Mohon tunggu...
Meita Eryanti
Meita Eryanti Mohon Tunggu... Freelancer - Penjual buku di IG @bukumee

Apoteker yang beralih pekerjaan menjadi penjual buku. Suka membicarakan tentang buku-buku, obat-obatan, dan kadang-kadang suka bergosip.

Selanjutnya

Tutup

Cerpen Pilihan

Ayah Meniti Pelangi

19 Maret 2019   11:45 Diperbarui: 19 Maret 2019   11:48 145
+
Laporkan Konten
Laporkan Akun
Kompasiana adalah platform blog. Konten ini menjadi tanggung jawab bloger dan tidak mewakili pandangan redaksi Kompas.

Rung memandang keluar jendela. Hujan masih menyisakan rintiknya walaupun sinar matahari sore sudah memenuhi kamar Rung. Rung terpesona dengan sesuatu yang melengkung di atas Perbukitan Barat. Lengkungan itu tidak terlihat nyata seperti awan atau bukit. Walaupun lengkung itu terdiri dari berbagai macam warna, namun lengkung itu samar dan nampaknya transparan agak pekat. Seperti plastik gelatin yang sering digunakan ibunya untuk membungkus sosis.
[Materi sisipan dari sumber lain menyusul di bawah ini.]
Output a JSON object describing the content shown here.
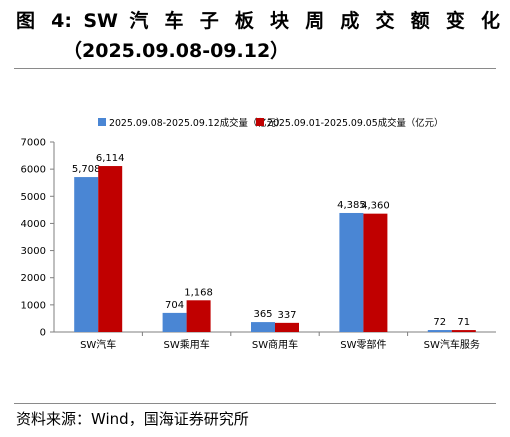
{
  "figure": {
    "title": "图 4:  SW 汽 车 子 板 块 周 成 交 额 变 化",
    "subtitle": "（2025.09.08-09.12）",
    "source": "资料来源：Wind，国海证券研究所"
  },
  "chart_data": {
    "type": "bar",
    "categories": [
      "SW汽车",
      "SW乘用车",
      "SW商用车",
      "SW零部件",
      "SW汽车服务"
    ],
    "series": [
      {
        "name": "2025.09.08-2025.09.12成交量（亿元）",
        "values": [
          5708,
          704,
          365,
          4385,
          72
        ],
        "color": "#4a86d4"
      },
      {
        "name": "2025.09.01-2025.09.05成交量（亿元）",
        "values": [
          6114,
          1168,
          337,
          4360,
          71
        ],
        "color": "#c00000"
      }
    ],
    "data_labels": [
      [
        "5,708",
        "704",
        "365",
        "4,385",
        "72"
      ],
      [
        "6,114",
        "1,168",
        "337",
        "4,360",
        "71"
      ]
    ],
    "yticks": [
      "0",
      "1000",
      "2000",
      "3000",
      "4000",
      "5000",
      "6000",
      "7000"
    ],
    "ylim": [
      0,
      7000
    ],
    "legend": "top",
    "grid": false
  }
}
Tiba-tiba, seseorang mengetuk pintu kamarnya.

"Rung, kamu sudah siap?" tanya Ibu Rung.

Rung menoleh ke belakang. Nampak kepala ibunya yang melongok ke dalam kamarnya. Rung kemudian mengangguk pada ibunya.

"Kamu sedang apa, Rung?" tanya ibu Rung.

Rung kembali menghadapkan wajahnya di jendela dan matanya berfokus pada lengkung transparan berwarna-warni itu.

"Lengkung itu pelangi kan, Bu?" Rung bertanya balik pada ibunya sambil menunjukkan lengkung transparan yang sedari tadi dilihatnya.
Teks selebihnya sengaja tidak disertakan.